There have been many parallels drawn between aggregation theory and food delivery marketplaces. The concept, which has been used to describe everything from Amazon to Netflix to Google, states that in many industries like travel, music, and e-commerce, aggregators have stolen hundreds of billions of dollars of value from those markets by simply owning the end customer relationship and plugging into a vast supply network with next to zero transactional costs. Hellstrand disagrees with the notion that restaurants can fit into a similar analogy. Unlike Netflix, Airbnb, or even vacant hotel rooms, the marginal cost of serving an additional customer is material.
“It doesn’t work that way in restaurants, unfortunately,” he explained.
In theory, if Kitopi and Virtual Kitchen Co can convince enough popular brands to hand over their recipes and automate their production, they could conceivably wield enough leverage to drive labor costs down with robotics and lower food costs by increasingly commoditizing the supply chain. The “content” layer is just slapping labels on sandwiches, salads, and other highly modularized food items. Cloud Kitchens is already ahead of them on the pizza front, as Travis Kalanick is rumored to serve on the board of Family Style Inc., founded by DJ Steve Aoki’s manager. The group operates a handful of delivery-only pizza brands like Pizzaoki, Froman’s Chicago Deep Dish (a nod to Ferris Beuller), and Lorenzo’s of New York not only from Cloud Kitchens’ facilities, but also distressed strip mall kitchens formerly belonging to ethnic restaurants. Last month, the company partnered with the creators of AMC’s Breaking Bad to use its Los Pollos Hermanos brand from the show to do a pop-up virtual delivery brand under the very same name.

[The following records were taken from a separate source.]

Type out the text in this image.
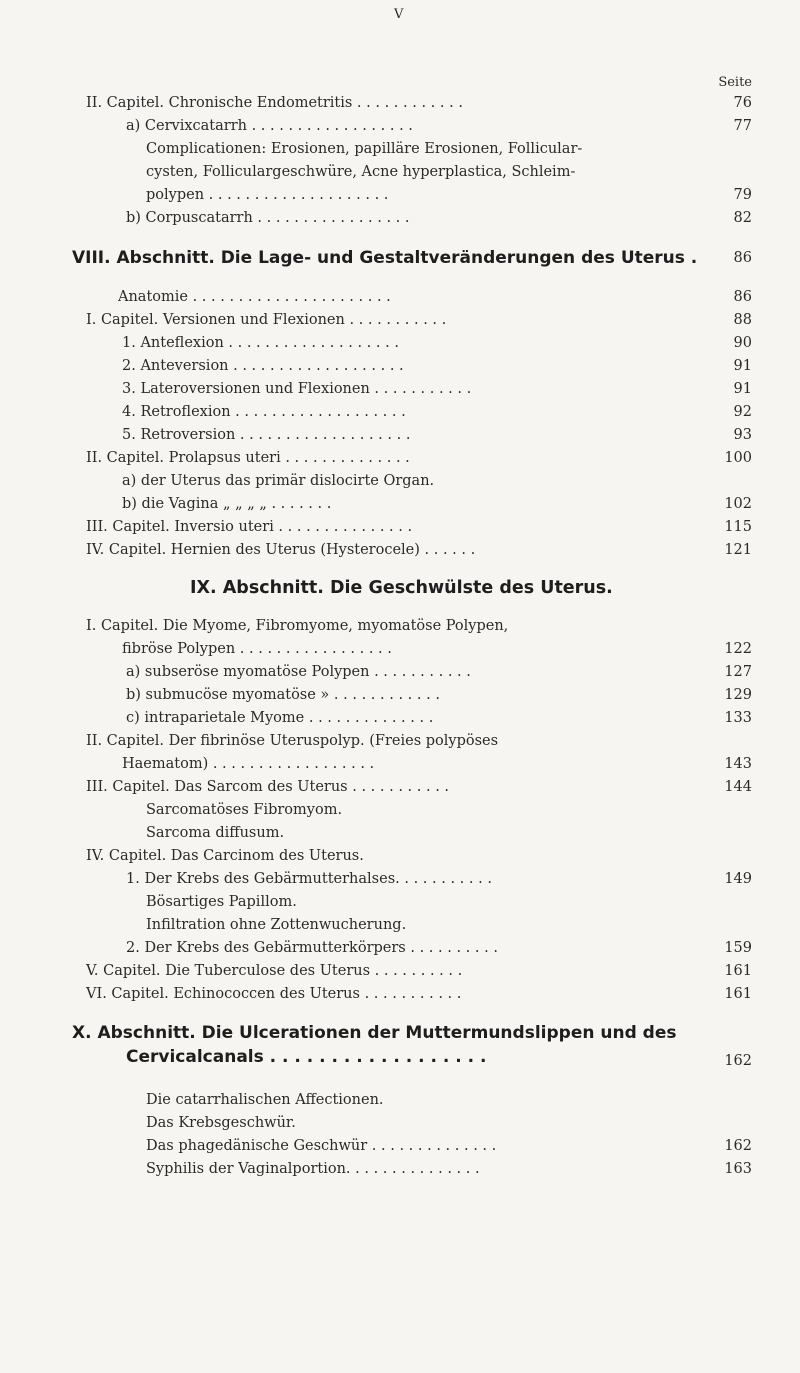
V
Seite
II. Capitel. Chronische Endometritis . . . . . . . . . . . .	76
a) Cervixcatarrh . . . . . . . . . . . . . . . . . .	77
Complicationen: Erosionen, papilläre Erosionen, Follicular-
cysten, Folliculargeschwüre, Acne hyperplastica, Schleim-
polypen . . . . . . . . . . . . . . . . . . . .	79
b) Corpuscatarrh . . . . . . . . . . . . . . . . .	82
VIII. Abschnitt. Die Lage- und Gestaltveränderungen des Uterus .	86
Anatomie . . . . . . . . . . . . . . . . . . . . . .	86
I. Capitel. Versionen und Flexionen . . . . . . . . . . .	88
1. Anteflexion . . . . . . . . . . . . . . . . . . .	90
2. Anteversion . . . . . . . . . . . . . . . . . . .	91
3. Lateroversionen und Flexionen . . . . . . . . . . .	91
4. Retroflexion . . . . . . . . . . . . . . . . . . .	92
5. Retroversion . . . . . . . . . . . . . . . . . . .	93
II. Capitel. Prolapsus uteri . . . . . . . . . . . . . .	100
a) der Uterus das primär dislocirte Organ.
b) die Vagina „ „ „ „ . . . . . . .	102
III. Capitel. Inversio uteri . . . . . . . . . . . . . . .	115
IV. Capitel. Hernien des Uterus (Hysterocele) . . . . . .	121
IX. Abschnitt. Die Geschwülste des Uterus.
I. Capitel. Die Myome, Fibromyome, myomatöse Polypen,
fibröse Polypen . . . . . . . . . . . . . . . . .	122
a) subseröse myomatöse Polypen . . . . . . . . . . .	127
b) submucöse myomatöse » . . . . . . . . . . . .	129
c) intraparietale Myome . . . . . . . . . . . . . .	133
II. Capitel. Der fibrinöse Uteruspolyp. (Freies polypöses
Haematom) . . . . . . . . . . . . . . . . . .	143
III. Capitel. Das Sarcom des Uterus . . . . . . . . . . .	144
Sarcomatöses Fibromyom.
Sarcoma diffusum.
IV. Capitel. Das Carcinom des Uterus.
1. Der Krebs des Gebärmutterhalses. . . . . . . . . . .	149
Bösartiges Papillom.
Infiltration ohne Zottenwucherung.
2. Der Krebs des Gebärmutterkörpers . . . . . . . . . .	159
V. Capitel. Die Tuberculose des Uterus . . . . . . . . . .	161
VI. Capitel. Echinococcen des Uterus . . . . . . . . . . .	161
X. Abschnitt. Die Ulcerationen der Muttermundslippen und des
Cervicalcanals . . . . . . . . . . . . . . . . . .	162
Die catarrhalischen Affectionen.
Das Krebsgeschwür.
Das phagedänische Geschwür . . . . . . . . . . . . . .	162
Syphilis der Vaginalportion. . . . . . . . . . . . . . .	163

“Our view is that no one should own kitchens, not just at home. No hotel, no restaurant, no one should own kitchens.”
Family Style had previously licensed the legendary Joe’s Pizza brand, but HNGRY confirmed with Joe Vitale, ex son-in-law of the original NYC owner Pino Pozzuoli, that he is no longer working with the group. Vitale is currently looking to expand locations of his own, which would have violated his franchise agreement with Family Style. See how all of Family Style’s pizzas are made by the very same employees, equipment, and ingredients within Cloud Kitchens in a scene from HNGRY’s debut episode, 001. fast(er) food, below:
For the entire equation to work, global restaurant brands must entrust technologists with their tried-and-true recipes in a highly volatile environment of food delivery. Consumers’ interest in that brand must translate to a certain price, quality, and level of convenience that will drive repeat purchase. But then, even if the experiment does prove to be successful, restaurants would naturally want to capture more of the value for themselves, leaving Kitopi or Virtual Kitchen Co to open their own delivery and retail locations just like Joe did. Therefore, it wouldn’t be farfetched to view these startups as experimental retail platforms rather than long-term restaurant franchise partners.
“We believe in removing the art out of the kitchen,” said Kitopi’s Ballout. “Some chefs are not comfortable with that. We think the only way to be efficient in the kitchen is to keep it driven by science rather than art.”